Die eingeladenen Gäste – Maximilian Schmidt, Geschäftsführer von Arbeit und Leben Niedersachsen/Sachsen-Anhalt, und Hedi Tounsi, Betriebsratsvorsitzender bei Amazon Winsen (Luhe) – sorgten von Beginn an für eine lebendige und zugleich tiefgehende Diskussion. Beide sprachen offen über die Chancen und Herausforderungen der modernen Arbeitswelt.

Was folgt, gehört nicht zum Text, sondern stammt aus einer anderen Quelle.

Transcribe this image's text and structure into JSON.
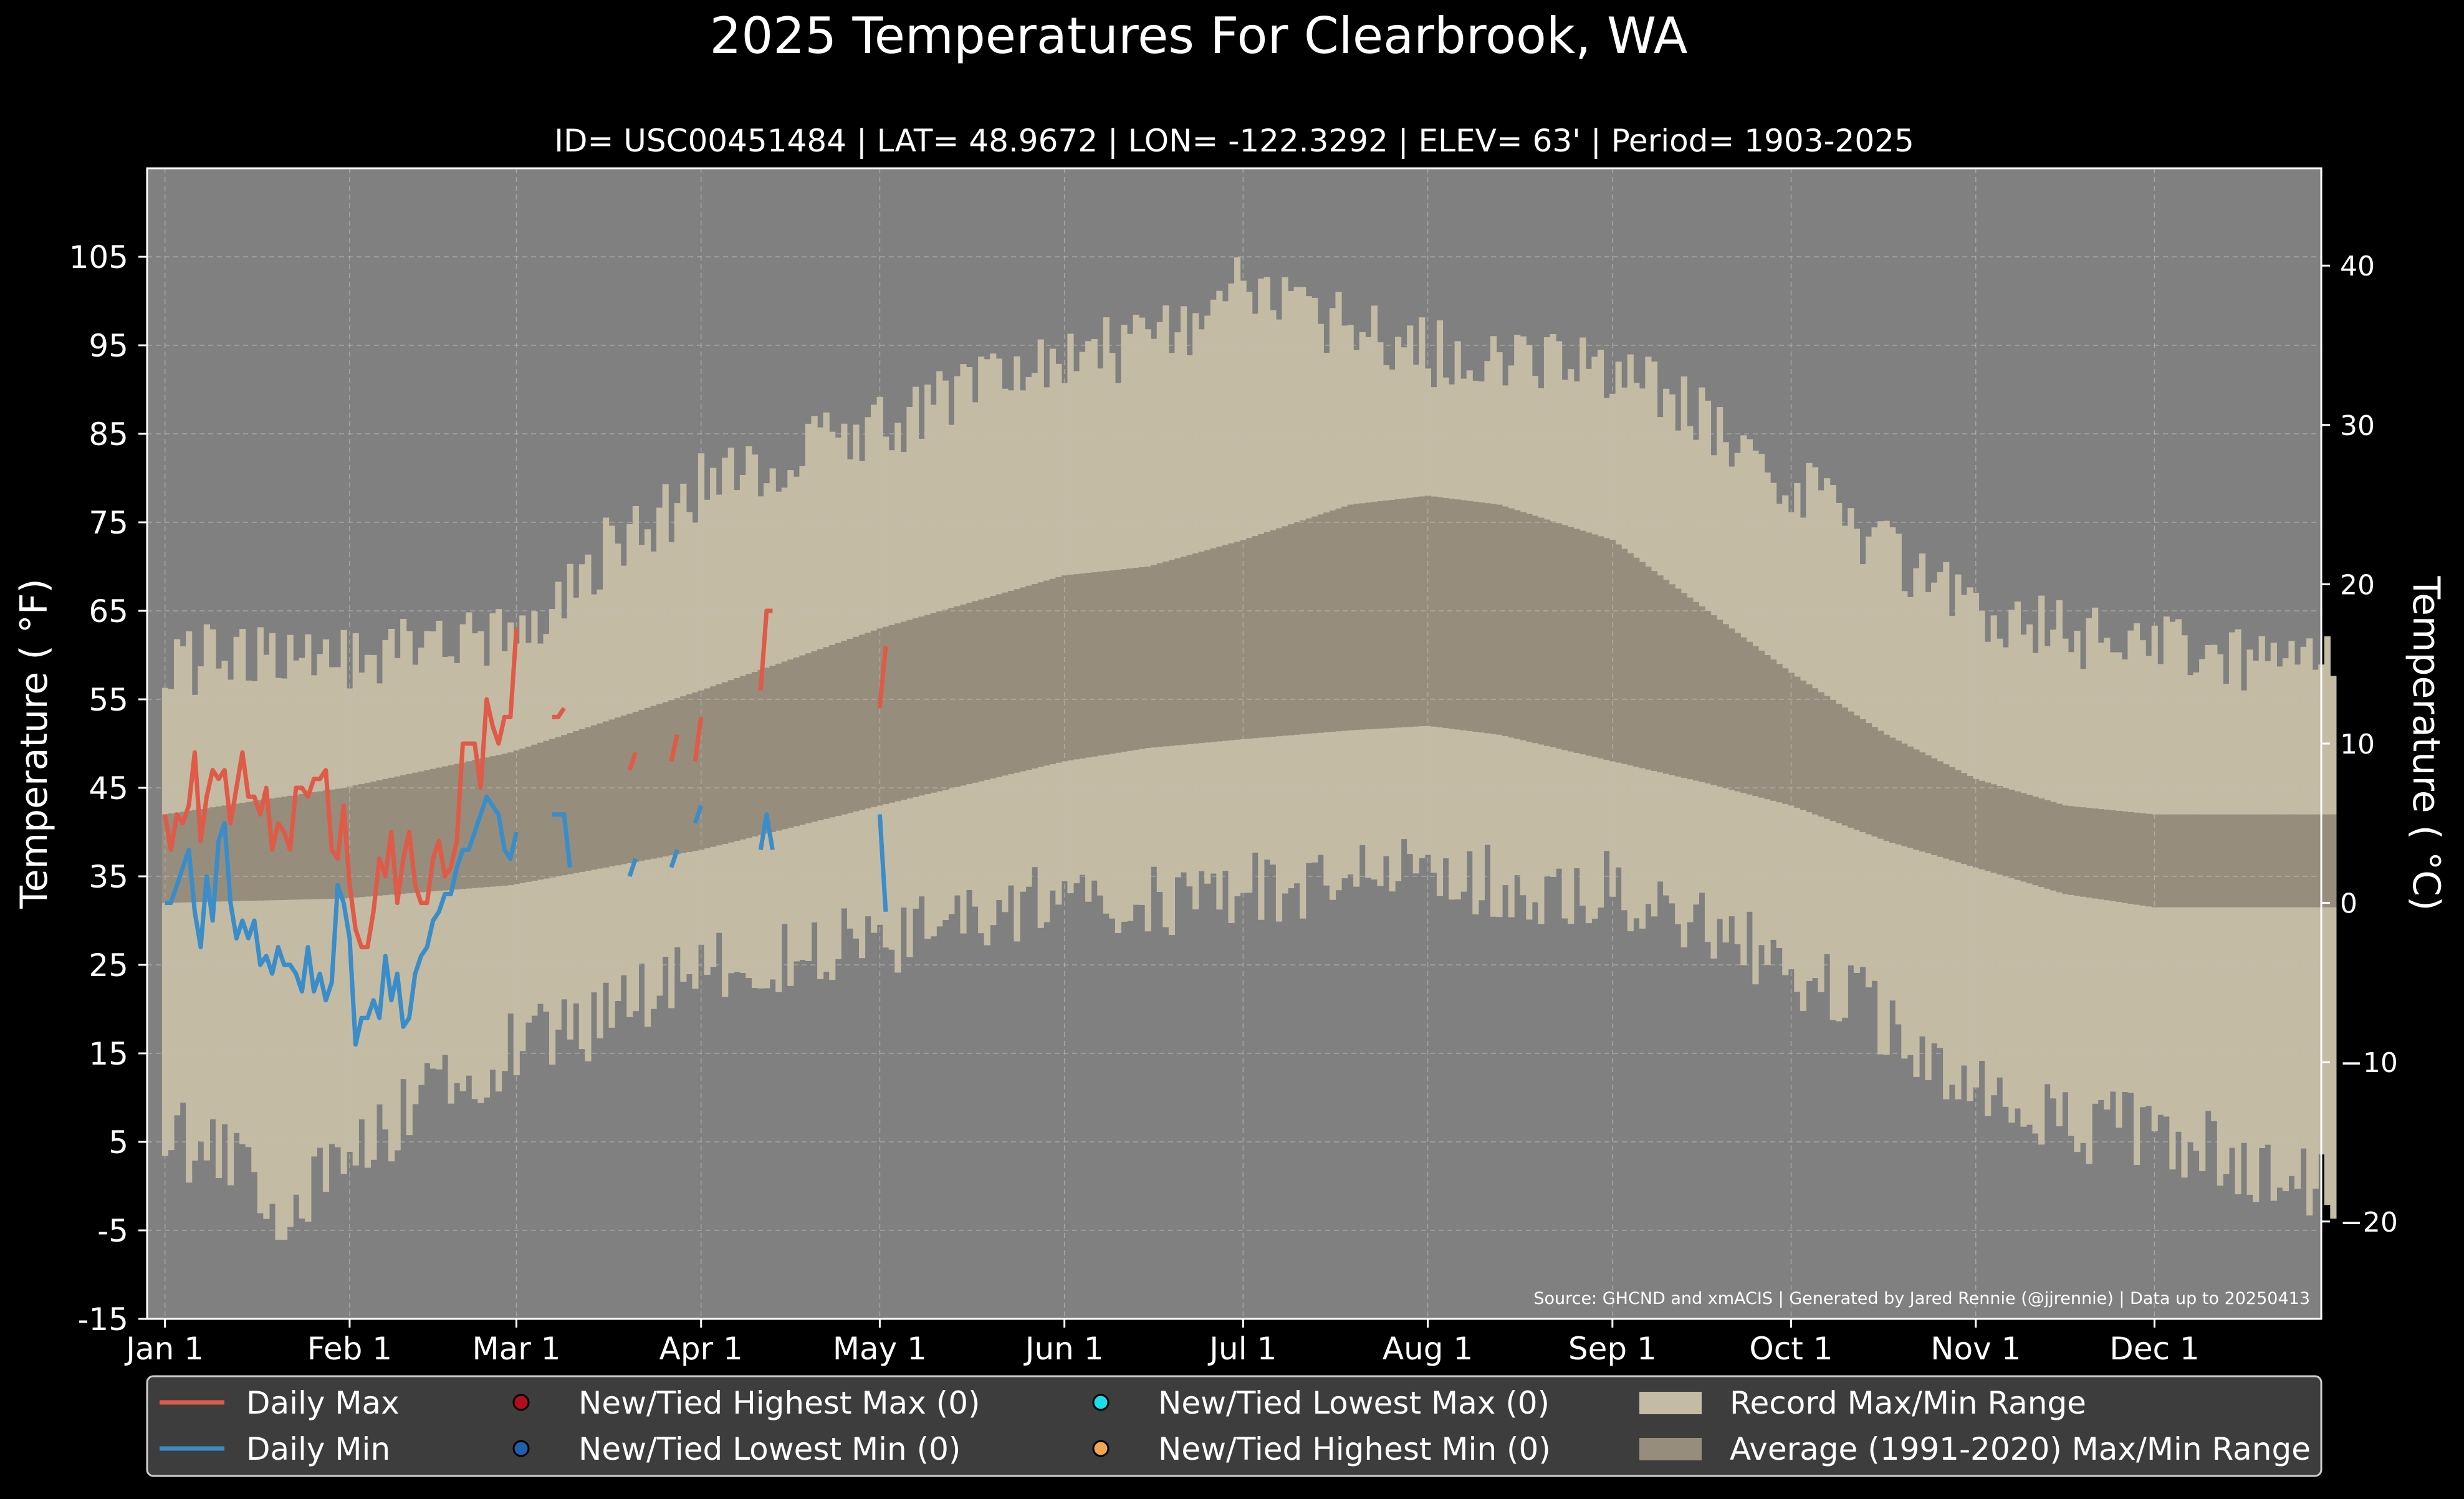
{
  "chart_data": {
    "type": "area",
    "title": "2025 Temperatures For Clearbrook, WA",
    "subtitle": "ID= USC00451484 | LAT= 48.9672 | LON= -122.3292 | ELEV= 63' | Period= 1903-2025",
    "ylabel": "Temperature ( °F)",
    "ylabel_right": "Temperature ( °C)",
    "source": "Source: GHCND and xmACIS | Generated by Jared Rennie (@jjrennie) | Data up to 20250413",
    "ylim": [
      -15,
      115
    ],
    "xlim": [
      -2,
      363
    ],
    "grid": true,
    "x_ticks": [
      {
        "label": "Jan 1",
        "day": 1
      },
      {
        "label": "Feb 1",
        "day": 32
      },
      {
        "label": "Mar 1",
        "day": 60
      },
      {
        "label": "Apr 1",
        "day": 91
      },
      {
        "label": "May 1",
        "day": 121
      },
      {
        "label": "Jun 1",
        "day": 152
      },
      {
        "label": "Jul 1",
        "day": 182
      },
      {
        "label": "Aug 1",
        "day": 213
      },
      {
        "label": "Sep 1",
        "day": 244
      },
      {
        "label": "Oct 1",
        "day": 274
      },
      {
        "label": "Nov 1",
        "day": 305
      },
      {
        "label": "Dec 1",
        "day": 335
      }
    ],
    "y_ticks_f": [
      -15,
      -5,
      5,
      15,
      25,
      35,
      45,
      55,
      65,
      75,
      85,
      95,
      105
    ],
    "y_ticks_c": [
      {
        "value": 40,
        "label": "40"
      },
      {
        "value": 30,
        "label": "30"
      },
      {
        "value": 20,
        "label": "20"
      },
      {
        "value": 10,
        "label": "10"
      },
      {
        "value": 0,
        "label": "0"
      },
      {
        "value": -10,
        "label": "−10"
      },
      {
        "value": -20,
        "label": "−20"
      }
    ],
    "record_max_anchors": [
      [
        1,
        55
      ],
      [
        3,
        59
      ],
      [
        10,
        60
      ],
      [
        20,
        61
      ],
      [
        31,
        60
      ],
      [
        45,
        61
      ],
      [
        59,
        62
      ],
      [
        66,
        66
      ],
      [
        75,
        72
      ],
      [
        85,
        76
      ],
      [
        91,
        79
      ],
      [
        105,
        82
      ],
      [
        121,
        86
      ],
      [
        135,
        89
      ],
      [
        152,
        94
      ],
      [
        166,
        95
      ],
      [
        175,
        97
      ],
      [
        182,
        104
      ],
      [
        190,
        98
      ],
      [
        200,
        97
      ],
      [
        213,
        94
      ],
      [
        225,
        94
      ],
      [
        240,
        93
      ],
      [
        255,
        89
      ],
      [
        266,
        84
      ],
      [
        274,
        80
      ],
      [
        285,
        74
      ],
      [
        295,
        69
      ],
      [
        305,
        66
      ],
      [
        320,
        62
      ],
      [
        335,
        61
      ],
      [
        350,
        60
      ],
      [
        365,
        61
      ]
    ],
    "record_min_anchors": [
      [
        1,
        6
      ],
      [
        8,
        4
      ],
      [
        15,
        2
      ],
      [
        21,
        -3
      ],
      [
        31,
        3
      ],
      [
        45,
        10
      ],
      [
        59,
        15
      ],
      [
        66,
        17
      ],
      [
        75,
        19
      ],
      [
        85,
        22
      ],
      [
        91,
        24
      ],
      [
        105,
        26
      ],
      [
        121,
        28
      ],
      [
        135,
        30
      ],
      [
        152,
        33
      ],
      [
        166,
        32
      ],
      [
        182,
        33
      ],
      [
        200,
        35
      ],
      [
        213,
        36
      ],
      [
        225,
        34
      ],
      [
        240,
        34
      ],
      [
        255,
        31
      ],
      [
        266,
        27
      ],
      [
        274,
        25
      ],
      [
        285,
        21
      ],
      [
        295,
        15
      ],
      [
        305,
        12
      ],
      [
        320,
        7
      ],
      [
        335,
        6
      ],
      [
        350,
        3
      ],
      [
        365,
        -1
      ]
    ],
    "avg_max_anchors": [
      [
        1,
        42
      ],
      [
        31,
        45
      ],
      [
        59,
        49
      ],
      [
        91,
        56
      ],
      [
        121,
        63
      ],
      [
        152,
        69
      ],
      [
        166,
        70
      ],
      [
        182,
        73
      ],
      [
        200,
        77
      ],
      [
        213,
        78
      ],
      [
        225,
        77
      ],
      [
        244,
        73
      ],
      [
        260,
        65
      ],
      [
        274,
        58
      ],
      [
        290,
        51
      ],
      [
        305,
        46
      ],
      [
        320,
        43
      ],
      [
        335,
        42
      ],
      [
        365,
        42
      ]
    ],
    "avg_min_anchors": [
      [
        1,
        32
      ],
      [
        31,
        32.5
      ],
      [
        59,
        34
      ],
      [
        91,
        38
      ],
      [
        121,
        43
      ],
      [
        152,
        48
      ],
      [
        166,
        49.5
      ],
      [
        182,
        50.5
      ],
      [
        200,
        51.5
      ],
      [
        213,
        52
      ],
      [
        225,
        51
      ],
      [
        244,
        48
      ],
      [
        260,
        45.5
      ],
      [
        274,
        43
      ],
      [
        290,
        39
      ],
      [
        305,
        36
      ],
      [
        320,
        33
      ],
      [
        335,
        31.5
      ],
      [
        365,
        31.5
      ]
    ],
    "series": [
      {
        "name": "Daily Max",
        "color": "#e05a48",
        "values": [
          42,
          38,
          42,
          41,
          43,
          49,
          39,
          44,
          47,
          46,
          47,
          41,
          45,
          49,
          44,
          44,
          42,
          45,
          38,
          41,
          40,
          38,
          45,
          45,
          44,
          46,
          46,
          47,
          38,
          37,
          43,
          34,
          29,
          27,
          27,
          31,
          37,
          35,
          40,
          32,
          37,
          40,
          34,
          32,
          32,
          37,
          39,
          35,
          36,
          39,
          50,
          50,
          50,
          45,
          55,
          52,
          50,
          53,
          53,
          63,
          null,
          null,
          null,
          null,
          null,
          53,
          53,
          54,
          null,
          null,
          null,
          null,
          null,
          null,
          null,
          null,
          null,
          null,
          47,
          49,
          null,
          null,
          null,
          null,
          null,
          48,
          51,
          null,
          null,
          48,
          53,
          null,
          null,
          null,
          null,
          null,
          null,
          null,
          null,
          null,
          56,
          65,
          65,
          null,
          null,
          null,
          null,
          null,
          null,
          null,
          null,
          null,
          null,
          null,
          null,
          null,
          null,
          null,
          null,
          null,
          54,
          61
        ]
      },
      {
        "name": "Daily Min",
        "color": "#3a8dc8",
        "values": [
          32,
          32,
          34,
          36,
          38,
          31,
          27,
          35,
          30,
          39,
          41,
          32,
          28,
          30,
          28,
          30,
          25,
          26,
          24,
          27,
          25,
          25,
          24,
          22,
          27,
          22,
          24,
          21,
          23,
          34,
          32,
          28,
          16,
          19,
          19,
          21,
          19,
          26,
          21,
          24,
          18,
          19,
          24,
          26,
          27,
          30,
          31,
          33,
          33,
          36,
          38,
          38,
          40,
          42,
          44,
          43,
          42,
          38,
          37,
          40,
          null,
          null,
          null,
          null,
          null,
          42,
          42,
          42,
          36,
          null,
          null,
          null,
          null,
          null,
          null,
          null,
          null,
          null,
          35,
          37,
          null,
          null,
          null,
          null,
          null,
          36,
          38,
          null,
          null,
          41,
          43,
          null,
          null,
          null,
          null,
          null,
          null,
          null,
          null,
          null,
          38,
          42,
          38,
          null,
          null,
          null,
          null,
          null,
          null,
          null,
          null,
          null,
          null,
          null,
          null,
          null,
          null,
          null,
          null,
          null,
          42,
          31
        ]
      }
    ],
    "legend": [
      {
        "label": "Daily Max",
        "kind": "line",
        "color": "#e05a48"
      },
      {
        "label": "Daily Min",
        "kind": "line",
        "color": "#3a8dc8"
      },
      {
        "label": "New/Tied Highest Max (0)",
        "kind": "dot",
        "color": "#b30d1c"
      },
      {
        "label": "New/Tied Lowest Min (0)",
        "kind": "dot",
        "color": "#1f5fae"
      },
      {
        "label": "New/Tied Lowest Max (0)",
        "kind": "dot",
        "color": "#19e0e8"
      },
      {
        "label": "New/Tied Highest Min (0)",
        "kind": "dot",
        "color": "#f2a552"
      },
      {
        "label": "Record Max/Min Range",
        "kind": "patch",
        "color": "#c4bba4"
      },
      {
        "label": "Average (1991-2020) Max/Min Range",
        "kind": "patch",
        "color": "#968d7d"
      }
    ],
    "legend_placement": "bottom",
    "colors": {
      "background": "#000000",
      "plot_background": "#808080",
      "record_range": "#c4bba4",
      "average_range": "#968d7d",
      "grid": "#bdbdbd",
      "text": "#ffffff",
      "legend_background": "#3d3d3d"
    }
  }
}
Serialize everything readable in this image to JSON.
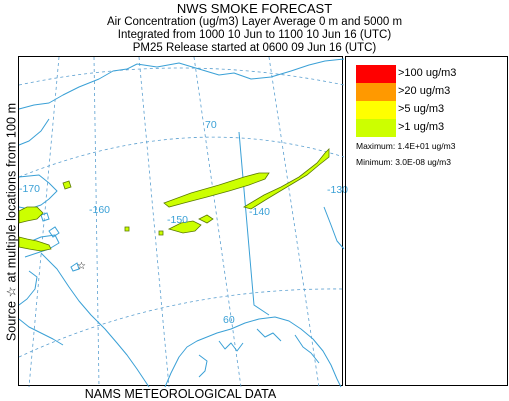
{
  "header": {
    "title": "NWS SMOKE FORECAST",
    "line1": "Air Concentration (ug/m3) Layer Average    0 m and  5000 m",
    "line2": "Integrated from 1000 10 Jun to 1100 10 Jun 16 (UTC)",
    "line3": "PM25 Release started at 0600 09 Jun 16 (UTC)"
  },
  "side_label": "Source ☆ at multiple locations    from  100 m",
  "footer": "NAMS METEOROLOGICAL DATA",
  "legend": {
    "items": [
      {
        "label": ">100 ug/m3",
        "color": "#ff0000"
      },
      {
        "label": ">20 ug/m3",
        "color": "#ff9900"
      },
      {
        "label": ">5 ug/m3",
        "color": "#ffff00"
      },
      {
        "label": ">1 ug/m3",
        "color": "#ccff00"
      }
    ],
    "maximum": "Maximum:  1.4E+01 ug/m3",
    "minimum": "Minimum:  3.0E-08 ug/m3"
  },
  "map": {
    "graticule_labels": {
      "lon_170": "-170",
      "lon_160": "-160",
      "lon_150": "-150",
      "lon_140": "-140",
      "lon_130": "-130",
      "lat_70": "70",
      "lat_60": "60"
    },
    "colors": {
      "coast": "#3aa0d6",
      "graticule": "#5a9fd0",
      "plume_fill": "#ccff00",
      "plume_edge": "#5a7a00"
    }
  }
}
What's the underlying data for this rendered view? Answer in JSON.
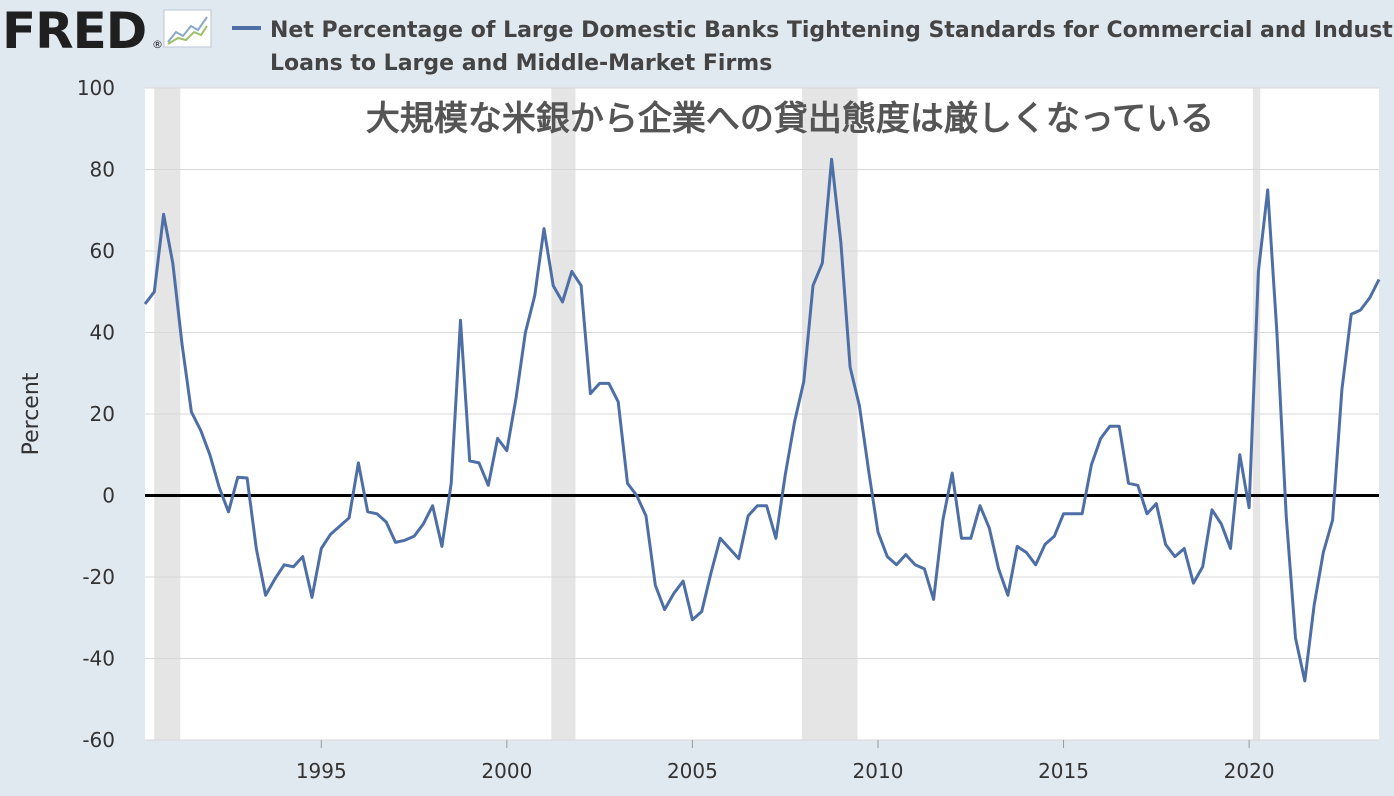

Schmidt betonte, wie sehr Digitalisierung, Globalisierung und neue Arbeitsformen das Leben vieler Menschen verändern. „Wir erleben eine Umbruchphase, in der Technik vieles erleichtert, aber auch Druck erzeugt“, erklärte er. Viele nickten zustimmend. Besonders die ständige Erreichbarkeit, Homeoffice und flexible Arbeitszeiten seien zweischneidige Entwicklungen: Sie böten Freiheit, aber auch das Risiko, nie wirklich abschalten zu können. Schmidt referierte viele spannende Zahlen zu unbezahlten Überstunden, Wochenarbeitsstunden, Produktivitätszahlen und erklärte, dass Deutschland mit Nichten zu wenig arbeiten würde.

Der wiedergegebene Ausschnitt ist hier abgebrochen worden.